I’m starting to feel my age in other areas as well. I tire a lot sooner, and even though I’m still incredibly active, it’s so much harder to lose weight and bounce back from injuries these days. Gone are the stay-out-all-night-long evenings, and I’m past the baby and toddler stage with my kids. I have preteens now and grieve not being very cool in their eyes anymore.
How did this happen when I still feel like a kid, myself? Sure, music from my childhood is now playing on the “oldies” station, fashion from back then is coming full-circle again, and my kids are now teaching me how to use the newest tech. But I still remember like it was yesterday the nerves I felt on the first day of a new school year. My stomach still does a little flip-flop when I see an old crush from college pop up on my social feed. And I still feel giddy when my favorite TV show has a new episode, or I buy a brand new outfit, or we plan a fun family vacation.

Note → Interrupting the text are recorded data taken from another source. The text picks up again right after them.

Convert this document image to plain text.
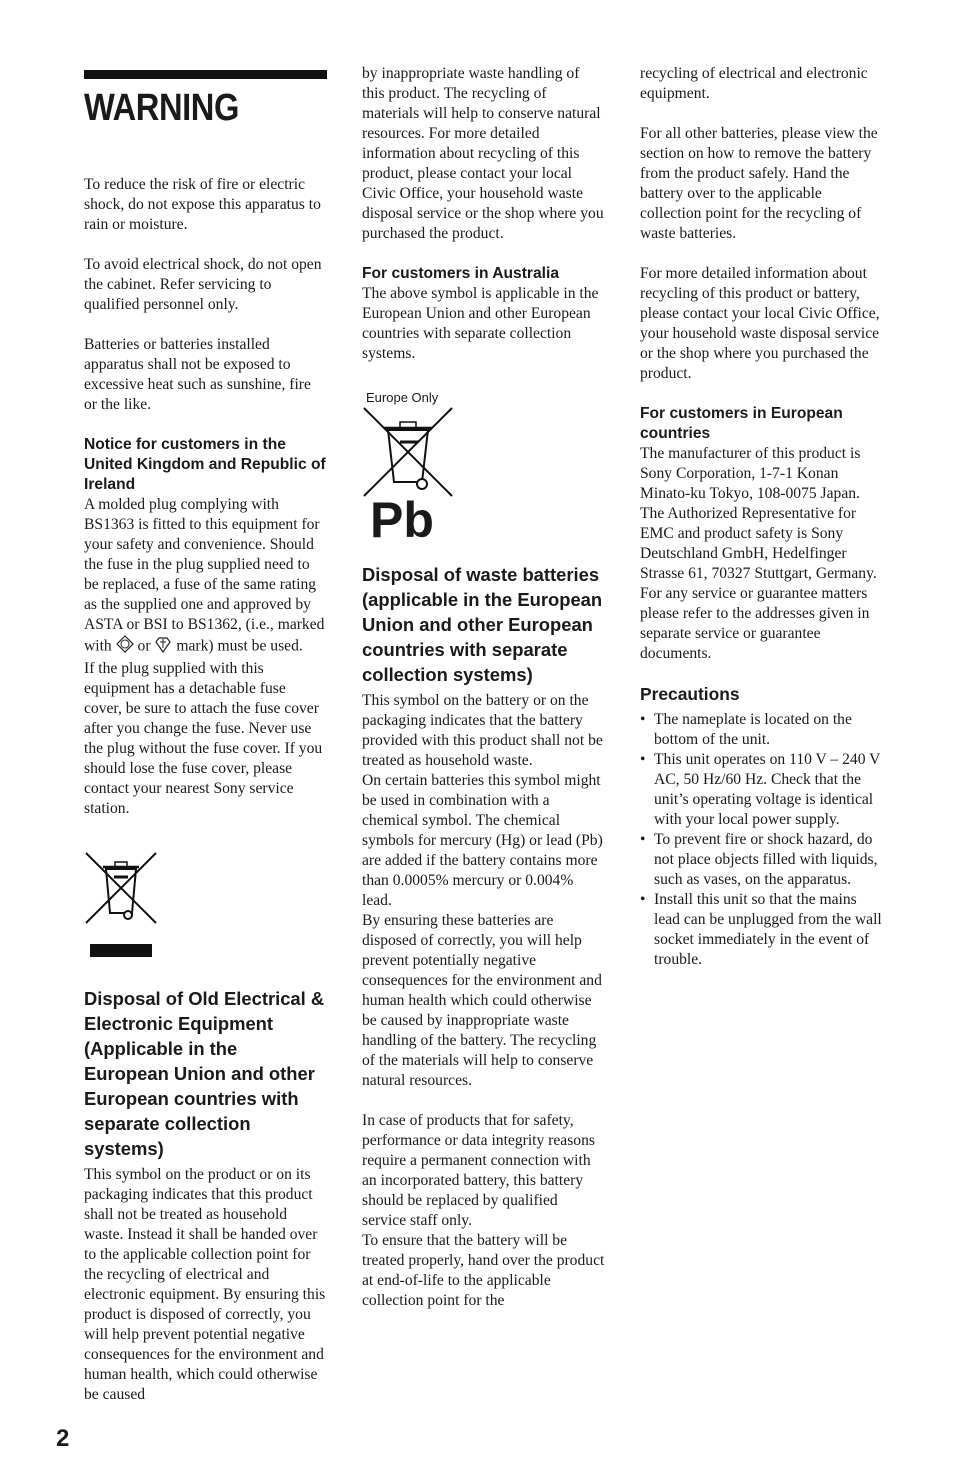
WARNING

To reduce the risk of fire or electric shock, do not expose this apparatus to rain or moisture.

To avoid electrical shock, do not open the cabinet. Refer servicing to qualified personnel only.

Batteries or batteries installed apparatus shall not be exposed to excessive heat such as sunshine, fire or the like.

Notice for customers in the United Kingdom and Republic of Ireland

A molded plug complying with BS1363 is fitted to this equipment for your safety and convenience. Should the fuse in the plug supplied need to be replaced, a fuse of the same rating as the supplied one and approved by ASTA or BSI to BS1362, (i.e., marked with  or  mark) must be used.

If the plug supplied with this equipment has a detachable fuse cover, be sure to attach the fuse cover after you change the fuse. Never use the plug without the fuse cover. If you should lose the fuse cover, please contact your nearest Sony service station.

Disposal of Old Electrical & Electronic Equipment (Applicable in the European Union and other European countries with separate collection systems)

This symbol on the product or on its packaging indicates that this product shall not be treated as household waste. Instead it shall be handed over to the applicable collection point for the recycling of electrical and electronic equipment. By ensuring this product is disposed of correctly, you will help prevent potential negative consequences for the environment and human health, which could otherwise be caused

by inappropriate waste handling of this product. The recycling of materials will help to conserve natural resources. For more detailed information about recycling of this product, please contact your local Civic Office, your household waste disposal service or the shop where you purchased the product.

For customers in Australia

The above symbol is applicable in the European Union and other European countries with separate collection systems.

Europe Only
Pb
Disposal of waste batteries (applicable in the European Union and other European countries with separate collection systems)

This symbol on the battery or on the packaging indicates that the battery provided with this product shall not be treated as household waste.

On certain batteries this symbol might be used in combination with a chemical symbol. The chemical symbols for mercury (Hg) or lead (Pb) are added if the battery contains more than 0.0005% mercury or 0.004% lead.

By ensuring these batteries are disposed of correctly, you will help prevent potentially negative consequences for the environment and human health which could otherwise be caused by inappropriate waste handling of the battery. The recycling of the materials will help to conserve natural resources.

In case of products that for safety, performance or data integrity reasons require a permanent connection with an incorporated battery, this battery should be replaced by qualified service staff only.

To ensure that the battery will be treated properly, hand over the product at end-of-life to the applicable collection point for the

recycling of electrical and electronic equipment.

For all other batteries, please view the section on how to remove the battery from the product safely. Hand the battery over to the applicable collection point for the recycling of waste batteries.

For more detailed information about recycling of this product or battery, please contact your local Civic Office, your household waste disposal service or the shop where you purchased the product.

For customers in European countries

The manufacturer of this product is Sony Corporation, 1-7-1 Konan Minato-ku Tokyo, 108-0075 Japan. The Authorized Representative for EMC and product safety is Sony Deutschland GmbH, Hedelfinger Strasse 61, 70327 Stuttgart, Germany. For any service or guarantee matters please refer to the addresses given in separate service or guarantee documents.

Precautions
• The nameplate is located on the bottom of the unit.
• This unit operates on 110 V – 240 V AC, 50 Hz/60 Hz. Check that the unit’s operating voltage is identical with your local power supply.
• To prevent fire or shock hazard, do not place objects filled with liquids, such as vases, on the apparatus.
• Install this unit so that the mains lead can be unplugged from the wall socket immediately in the event of trouble.
2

Did our parents feel this same dichotomy while they were throwing each other “over-the-hill is better than being under it” parties with black balloons and black party favors? Did they wrestle with feeling like they still had one foot in their youth while the rest of the world pronounced them as old? I remember them romanticizing and longing for their teenage years, having mid-life crises, and making crazy rash decisions and purchases. But I don’t get that impression as much from our generation.
As I approached my 40th birthday in January, I polled a bunch of friends who have already gone before me, and literally every single one reverberated the same message: 40 is GREAT! It’s way better than our teens, 20’s, and even our 30’s. At this age, we are feeling settled in our own skin and content with ourselves for who we are. We are not as self-conscious, sensitive, or worried. We do what we want, and don’t compete with others like we used to. We’ve grown out of the expectations that used to bind us down. We are much more easy-going, we laugh a lot more, and we love with total abandon.
Don’t get me wrong; I’m not making a blanket statement here about the Baby Boomers vs. Gen X (or Gen Y…whichever side of that argument you’re on). I’m not saying all of us turning 40 have it all together, that we don’t still have weight loss goals, want to go back to school, change our career, get divorced/remarried, etc. But I have yet to attend one “over the hill” party. In fact, when I was shopping for my 40th birthday bash, I didn’t see any black at all in the party stores! I like to think I celebrated 40 completely opposite of that. No matter my trepidation about turning 40, I decided to enter it with a bang; my besties and I rented a limo, dressed up and decked ourselves out in shimmers and sparkles, and pretended we were celebrities all around Portland for a night!
So what do you think? Does our generation embrace 40 and aging better than our parents did? How do you feel about getting older?